The Government of Japan is providing US$4.636 million (12.248 million tala) for the three-year project.
This project will include several countries in the region and will contribute to enhanced food security, livelihoods and revenues in selected fishing communities.
The project will strengthen existing fish aggregating device (FAD) programmes or develop and pilot new programmes, strengthen fishers’ associations and cooperatives, improve safety at sea for FAD fishers, and promote alternative livelihood activities.
Ambassador of Japan to Samoa, Maugaoleatuolo Shinya Aoki, assured the Samoa Government of Japan’s commitment in his opening address.
“Japan is committed and engaged in international cooperation – through FAO activities in addressing the complex challenges of food security and the safeguarding and sustainable management of marine resources – of Samoa and the Pacific community,” he said.

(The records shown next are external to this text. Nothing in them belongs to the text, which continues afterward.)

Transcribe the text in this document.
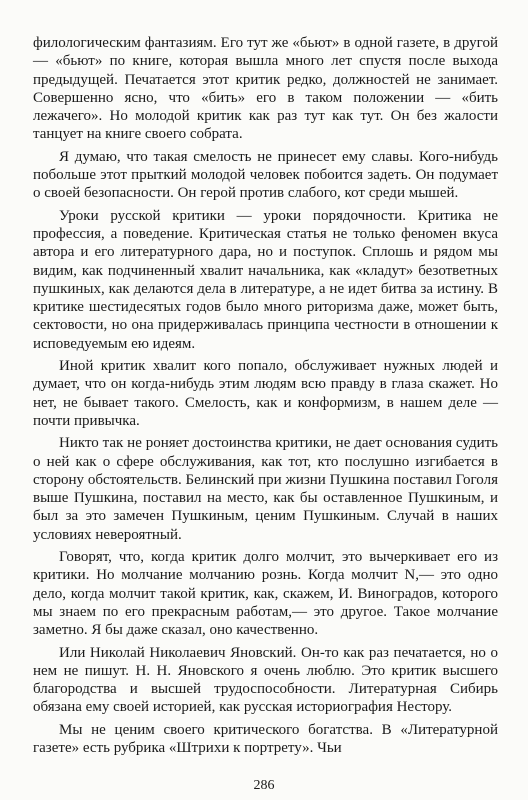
филологическим фантазиям. Его тут же «бьют» в одной газете, в другой — «бьют» по книге, которая вышла много лет спустя после выхода предыдущей. Печатается этот критик редко, должностей не занимает. Совершенно ясно, что «бить» его в таком положении — «бить лежачего». Но молодой критик как раз тут как тут. Он без жалости танцует на книге своего собрата.

Я думаю, что такая смелость не принесет ему славы. Кого-нибудь побольше этот прыткий молодой человек побоится задеть. Он подумает о своей безопасности. Он герой против слабого, кот среди мышей.

Уроки русской критики — уроки порядочности. Критика не профессия, а поведение. Критическая статья не только феномен вкуса автора и его литературного дара, но и поступок. Сплошь и рядом мы видим, как подчиненный хвалит начальника, как «кладут» безответных пушкиных, как делаются дела в литературе, а не идет битва за истину. В критике шестидесятых годов было много риторизма даже, может быть, сектовости, но она придерживалась принципа честности в отношении к исповедуемым ею идеям.

Иной критик хвалит кого попало, обслуживает нужных людей и думает, что он когда-нибудь этим людям всю правду в глаза скажет. Но нет, не бывает такого. Смелость, как и конформизм, в нашем деле — почти привычка.

Никто так не роняет достоинства критики, не дает основания судить о ней как о сфере обслуживания, как тот, кто послушно изгибается в сторону обстоятельств. Белинский при жизни Пушкина поставил Гоголя выше Пушкина, поставил на место, как бы оставленное Пушкиным, и был за это замечен Пушкиным, ценим Пушкиным. Случай в наших условиях невероятный.

Говорят, что, когда критик долго молчит, это вычеркивает его из критики. Но молчание молчанию рознь. Когда молчит N,— это одно дело, когда молчит такой критик, как, скажем, И. Виноградов, которого мы знаем по его прекрасным работам,— это другое. Такое молчание заметно. Я бы даже сказал, оно качественно.

Или Николай Николаевич Яновский. Он-то как раз печатается, но о нем не пишут. Н. Н. Яновского я очень люблю. Это критик высшего благородства и высшей трудоспособности. Литературная Сибирь обязана ему своей историей, как русская историография Нестору.

Мы не ценим своего критического богатства. В «Литературной газете» есть рубрика «Штрихи к портрету». Чьи

286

“We are of the firm conviction that with our collaboration with FAO, we can be able to develop an improved fisheries management of near-shore resources, and achieve greater efforts in promoting livelihoods of our friends and partners of the Pacific region.”
Pacific Island nations identify with fisheries as a source of food and cultural identity, added Eriko Hibi, who is the FAO Subregional Coordinator for the Pacific Islands based in Apia.
“Fisheries are an important source of food, income and cultural identity for Pacific Island nations. FAO is pleased to work with Japan to support fishing communities, develop livelihood opportunities and improve sea safety for fishers in the region,” she added.
The project will employ inter and intra-country expertise across the Pacific and in other regions, with similar small-scale tuna fisheries such as the Caribbean to contribute to knowledge sharing on aspects of near-shore fish aggregation device management, design and deployment.
FAO will also engage regional partners, such as the Pacific Community (SPC) and Japanese research institutions that have a significant commitment to make regarding the development of the fisheries sector in the Pacific.